Erie Canal locks restoration gets $1.2M funding stream

Jan 2, 2019

Two of Lockport’s original Erie Canal locks are getting a $1.2 million facelift.

There is a set of five fully intact Erie Canal locks in Lockport, numbered 67-71. They are called the "Flight of Five" because they look like a flight of stairs, allowing boats to navigate the difference in elevation between Lakes Erie and Ontario. In Lockport, that difference is 60'.

Dave Kinyon, Chair of the Lockport Locks Heritage District Corporation, said one of the five locks - number 67 - was rehabbed in 2014 in Phase 1 of the project.

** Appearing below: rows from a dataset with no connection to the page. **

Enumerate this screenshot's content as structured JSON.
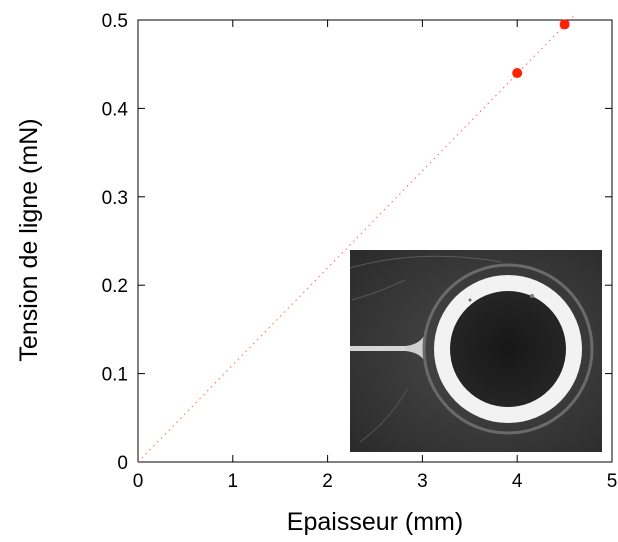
{
  "chart_data": {
    "type": "scatter",
    "xlabel": "Epaisseur (mm)",
    "ylabel": "Tension de ligne (mN)",
    "xlim": [
      0,
      5
    ],
    "ylim": [
      0,
      0.5
    ],
    "x_ticks": [
      "0",
      "1",
      "2",
      "3",
      "4",
      "5"
    ],
    "y_ticks": [
      "0",
      "0.1",
      "0.2",
      "0.3",
      "0.4",
      "0.5"
    ],
    "grid": false,
    "series": [
      {
        "x": [
          4.0,
          4.5
        ],
        "y": [
          0.44,
          0.495
        ],
        "color": "#ff2200"
      }
    ],
    "fit_line": {
      "x": [
        0,
        4.6
      ],
      "y": [
        0,
        0.505
      ],
      "style": "dotted",
      "color": "#ff6a4d"
    },
    "inset": {
      "kind": "photograph",
      "description": "grayscale photo of a ring-shaped film with a bright annulus, dark center and a thin channel on the left"
    }
  }
}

"Right now, we've been able to put together federal and state funding in the amount of $1.2 million to enable us to rehabilitate Lock 68," Kinyon said, "which will then just leave two remaining locks - Locks 67 and 71 - to be rehabilitated, so we can bring the Flight of Five back to operating condition."

Kinyon said Bergmann Associates of Buffalo and McMullan Consulting Engineers of Virginia researched the historic elements of the locks for accuracy, while Hohl Industrial Services is completing the work.

"Right here in Tonawanda to be the general contractor to do all of the renovation and restoration work, everything from replacing the wooden flooring, to restoring the masonry, to fabricating the wooden lock gates and the balance beams," Kinyon said. "They've done it all."

He said each lock is 110' long.

"We're currently operating a Durham-style boat as part of our demonstration, which is 50' long," he said, "so it's definitely going to be smaller vessels when all five locks are restored - kayakers, canoeists - will be able to enjoy locking through our Erie Canal Flight of Five locks."

All of the locks have been recognized as a regional asset and are expected to be rehabbed by 2025, the 200th anniversary of the completion of the Erie Canal in 1825.

"Our colleagues at the Buffalo Maritime Center right now are building an Erie Canal replica Packet Boat, which will be approximately 70' long," Kinyon said.

The Buffalo Maritime Center also built the Durham-style boat. Volunteers are being recruited to operate the now-restored locks.